Slowly he fell forward, his body covering that of his most loyal admirer. One leg struck out and kicked over the lamp, scattering its consort of moths.
The flames licked at the rush matting and in the search for more fu
el began to climb the walls towards the roof.
Genda threw back his head and closed his eyes. ‘Shamida, what have you done?’
There was no time to waste. He pulled woven mats from the floors, hemp hangings from the walls and heaped them onto the flames. The fire would destroy the cause of death, but there was bound to be suspicion. The finger would point at him, but at least it would give him time.
Tongues of flame licked hungrily at the makeshift funeral pyre.
Genda headed for the door, accompanied by the moths that had fluttered around a single flame but now fled the conflagration.
Outside, he grabbed a rifle from the nearest guard and shouted for his men, for his sergeant and the young lieutenant.

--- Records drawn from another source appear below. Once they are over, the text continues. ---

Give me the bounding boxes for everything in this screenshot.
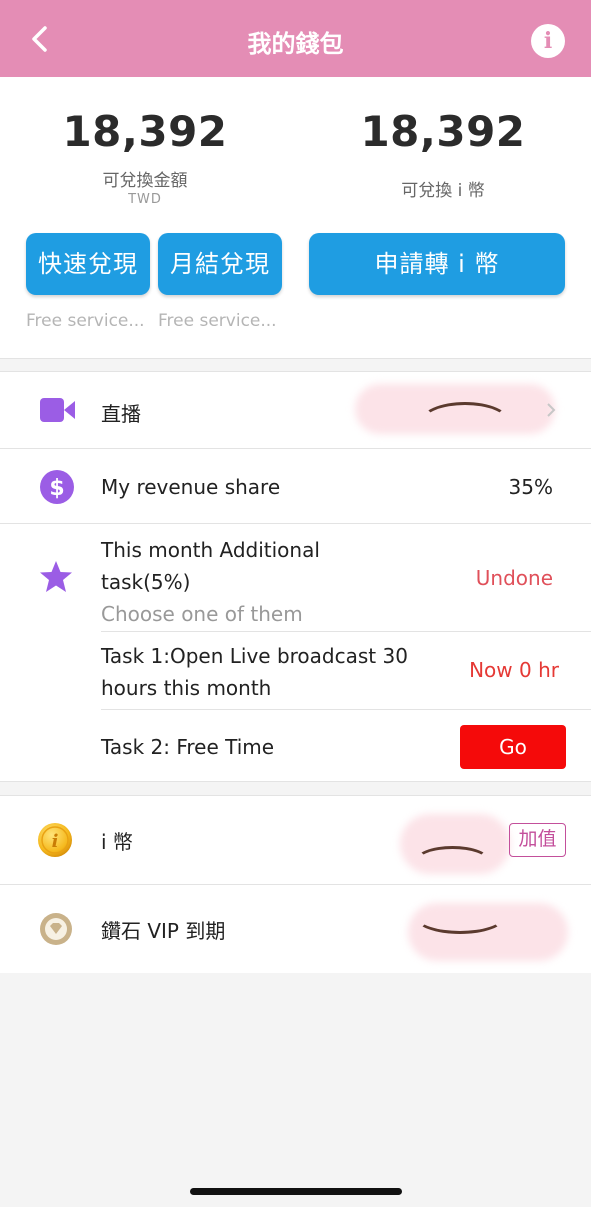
monthly-task-row: This month Additional task(5%) Choose on…	[0, 524, 591, 631]
task2-row: Task 2: Free Time Go	[0, 710, 591, 782]
live-label: 直播	[101, 402, 141, 426]
task1-row: Task 1:Open Live broadcast 30 hours this…	[0, 632, 591, 709]
cash-amount: 18,392	[62, 107, 228, 156]
task1-line1: Task 1:Open Live broadcast 30	[101, 644, 408, 668]
top-up-button[interactable]: 加值	[509, 823, 566, 857]
info-button[interactable]: i	[531, 24, 565, 58]
coin-label: 可兌換 i 幣	[401, 181, 485, 201]
task-subtitle: Choose one of them	[101, 602, 303, 626]
svg-text:$: $	[49, 476, 64, 501]
diamond-badge-icon	[40, 913, 72, 945]
home-indicator	[190, 1188, 402, 1195]
vip-label: 鑽石 VIP 到期	[101, 919, 226, 943]
task-title: This month Additional task(5%) Choose on…	[101, 534, 320, 630]
go-button[interactable]: Go	[460, 725, 566, 769]
app-header: 我的錢包 i	[0, 0, 591, 77]
star-icon	[40, 561, 72, 592]
task-status: Undone	[475, 566, 553, 590]
earnings-section: 直播 $ My revenue share 35% This month Add…	[0, 371, 591, 782]
task1-status: Now 0 hr	[469, 658, 559, 682]
page-title: 我的錢包	[247, 30, 344, 58]
dollar-circle-icon: $	[40, 470, 74, 504]
redacted-mark	[420, 402, 510, 442]
redacted-mark	[415, 846, 490, 876]
convert-coins-button[interactable]: 申請轉 i 幣	[309, 233, 565, 295]
cash-currency: TWD	[128, 192, 162, 207]
coin-label: i 幣	[101, 830, 133, 854]
coin-balance: 18,392 可兌換 i 幣	[338, 107, 548, 201]
revenue-value: 35%	[508, 475, 553, 499]
video-camera-icon	[40, 398, 75, 422]
task-title-line1: This month Additional	[101, 538, 320, 562]
quick-redeem-button[interactable]: 快速兌現	[26, 233, 150, 295]
revenue-row: $ My revenue share 35%	[0, 449, 591, 523]
cash-balance: 18,392 可兌換金額 TWD	[40, 107, 250, 207]
balance-card: 18,392 可兌換金額 TWD 18,392 可兌換 i 幣 快速兌現 月結兌…	[0, 77, 591, 359]
monthly-redeem-note: Free service...	[158, 311, 277, 331]
redacted-mark	[415, 900, 505, 934]
task1-line2: hours this month	[101, 676, 272, 700]
vip-row[interactable]: 鑽石 VIP 到期	[0, 885, 591, 973]
monthly-redeem-button[interactable]: 月結兌現	[158, 233, 282, 295]
task-title-line2: task(5%)	[101, 570, 191, 594]
cash-label: 可兌換金額	[102, 171, 188, 191]
coin-icon: i	[38, 823, 72, 857]
coin-amount: 18,392	[360, 107, 526, 156]
quick-redeem-note: Free service...	[26, 311, 145, 331]
coin-row[interactable]: i i 幣 加值	[0, 796, 591, 884]
revenue-label: My revenue share	[101, 475, 281, 499]
wallet-section: i i 幣 加值 鑽石 VIP 到期	[0, 795, 591, 973]
task1-text: Task 1:Open Live broadcast 30 hours this…	[101, 640, 408, 704]
svg-text:i: i	[52, 831, 59, 852]
task2-label: Task 2: Free Time	[101, 735, 275, 759]
live-row[interactable]: 直播	[0, 372, 591, 448]
chevron-right-icon	[547, 403, 556, 417]
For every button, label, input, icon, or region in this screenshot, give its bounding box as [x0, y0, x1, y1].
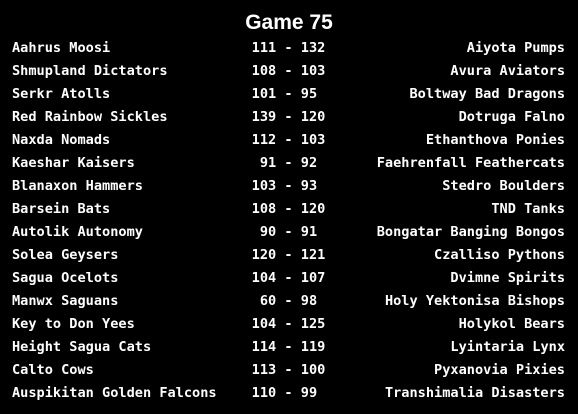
- away-team: Aiyota Pumps: [466, 40, 565, 56]
- away-team: Czalliso Pythons: [434, 247, 565, 263]
- list-item: Height Sagua Cats 114 - 119 Lyintaria Ly…: [0, 336, 578, 359]
- score: 111 - 132: [251, 40, 326, 56]
- list-item: Auspikitan Golden Falcons 110 - 99 Trans…: [0, 382, 578, 405]
- away-team: Ethanthova Ponies: [425, 132, 565, 148]
- away-team: Dotruga Falno: [458, 109, 565, 125]
- score: 104 - 107: [251, 270, 326, 286]
- away-team: Bongatar Banging Bongos: [376, 224, 565, 240]
- away-team: Stedro Boulders: [442, 178, 565, 194]
- score: 120 - 121: [251, 247, 326, 263]
- list-item: Autolik Autonomy 90 - 91 Bongatar Bangin…: [0, 221, 578, 244]
- list-item: Key to Don Yees 104 - 125 Holykol Bears: [0, 313, 578, 336]
- score: 108 - 103: [251, 63, 326, 79]
- list-item: Barsein Bats 108 - 120 TND Tanks: [0, 198, 578, 221]
- home-team: Autolik Autonomy: [12, 224, 143, 240]
- home-team: Aahrus Moosi: [12, 40, 111, 56]
- away-team: Holy Yektonisa Bishops: [384, 293, 565, 309]
- list-item: Shmupland Dictators 108 - 103 Avura Avia…: [0, 60, 578, 83]
- list-item: Aahrus Moosi 111 - 132 Aiyota Pumps: [0, 37, 578, 60]
- away-team: TND Tanks: [491, 201, 565, 217]
- home-team: Barsein Bats: [12, 201, 111, 217]
- score: 103 - 93: [251, 178, 326, 194]
- away-team: Avura Aviators: [450, 63, 565, 79]
- list-item: Kaeshar Kaisers 91 - 92 Faehrenfall Feat…: [0, 152, 578, 175]
- page-title: Game 75: [245, 11, 333, 34]
- home-team: Red Rainbow Sickles: [12, 109, 168, 125]
- score: 90 - 91: [251, 224, 326, 240]
- away-team: Holykol Bears: [458, 316, 565, 332]
- list-item: Calto Cows 113 - 100 Pyxanovia Pixies: [0, 359, 578, 382]
- score: 101 - 95: [251, 86, 326, 102]
- score: 112 - 103: [251, 132, 326, 148]
- list-item: Solea Geysers 120 - 121 Czalliso Pythons: [0, 244, 578, 267]
- home-team: Shmupland Dictators: [12, 63, 168, 79]
- score: 114 - 119: [251, 339, 326, 355]
- score: 139 - 120: [251, 109, 326, 125]
- list-item: Sagua Ocelots 104 - 107 Dvimne Spirits: [0, 267, 578, 290]
- home-team: Naxda Nomads: [12, 132, 111, 148]
- list-item: Naxda Nomads 112 - 103 Ethanthova Ponies: [0, 129, 578, 152]
- results-list: Aahrus Moosi 111 - 132 Aiyota Pumps Shmu…: [0, 37, 578, 405]
- away-team: Dvimne Spirits: [450, 270, 565, 286]
- away-team: Boltway Bad Dragons: [409, 86, 566, 102]
- score: 60 - 98: [251, 293, 326, 309]
- home-team: Solea Geysers: [12, 247, 119, 263]
- list-item: Manwx Saguans 60 - 98 Holy Yektonisa Bis…: [0, 290, 578, 313]
- home-team: Manwx Saguans: [12, 293, 119, 309]
- away-team: Lyintaria Lynx: [450, 339, 565, 355]
- list-item: Serkr Atolls 101 - 95 Boltway Bad Dragon…: [0, 83, 578, 106]
- score: 110 - 99: [251, 385, 326, 401]
- home-team: Key to Don Yees: [12, 316, 135, 332]
- home-team: Kaeshar Kaisers: [12, 155, 135, 171]
- score: 108 - 120: [251, 201, 326, 217]
- list-item: Blanaxon Hammers 103 - 93 Stedro Boulder…: [0, 175, 578, 198]
- score: 91 - 92: [251, 155, 326, 171]
- home-team: Height Sagua Cats: [12, 339, 152, 355]
- home-team: Calto Cows: [12, 362, 94, 378]
- home-team: Sagua Ocelots: [12, 270, 119, 286]
- home-team: Serkr Atolls: [12, 86, 111, 102]
- score: 113 - 100: [251, 362, 326, 378]
- away-team: Pyxanovia Pixies: [434, 362, 565, 378]
- home-team: Blanaxon Hammers: [12, 178, 143, 194]
- score: 104 - 125: [251, 316, 326, 332]
- away-team: Faehrenfall Feathercats: [376, 155, 565, 171]
- home-team: Auspikitan Golden Falcons: [12, 385, 217, 401]
- away-team: Transhimalia Disasters: [384, 385, 565, 401]
- list-item: Red Rainbow Sickles 139 - 120 Dotruga Fa…: [0, 106, 578, 129]
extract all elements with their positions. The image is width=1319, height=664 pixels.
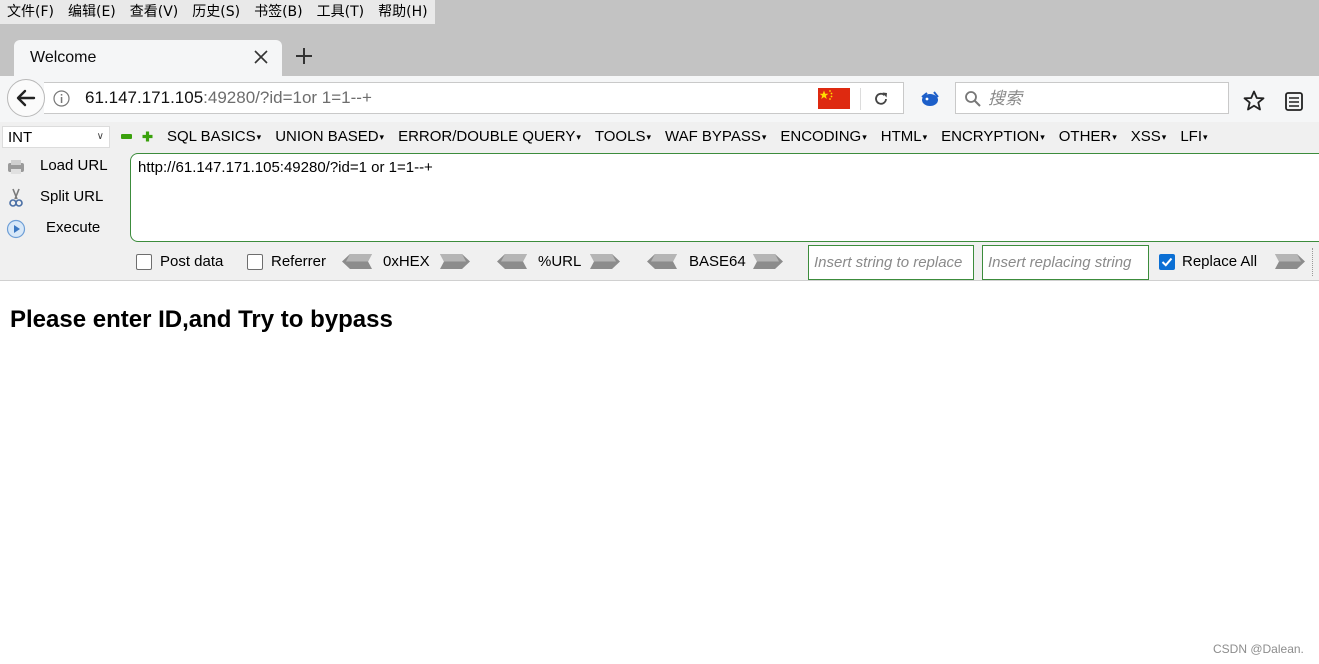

‘The colonel is dead and so is the Madam. The rebels have killed the colonel,’ he shouted. ‘All men over here. Search the perimeter fence.’
He ignored the unspoken questions: How did they get through? Why did we not hear gunfire? What were you doing there, Major Shamida?
Later for the questions, later when it would be too late.
One warlord had replaced another. Such was the tradition that allegiance was swiftly transferred from the dead colonel to the living major.
‘Did you not hear me, you fool? Leave the woman. Find the rebels.’
He used his sword to point in the direction he wished them to go.
The men who had been ordered not to let the major through into the women’s camp now flooded towards the perimeter fence and the main gate, their focus on apprehending the non-existent perpetrators.
‘Go with them,’ he said to the sergeant and the lieutenant.
They obeyed. Later they might question why he had gone in the opposite direction, but for now he was their superior officer. They knew their place and assumed he knew his.
Shamida ticked off a mental list. Food, water and a boat. But first Nadine and the baby.
Chapter Twenty-Nine
Inside the hut, the night sounds had consisted of a cough, a child’s cry or a series of barely suppressed sobs which disturbed the night air. Outside, the leathery wings of flying foxes whisked through the darkness; a gibbon shrieked, jarring nerves, fooling senses.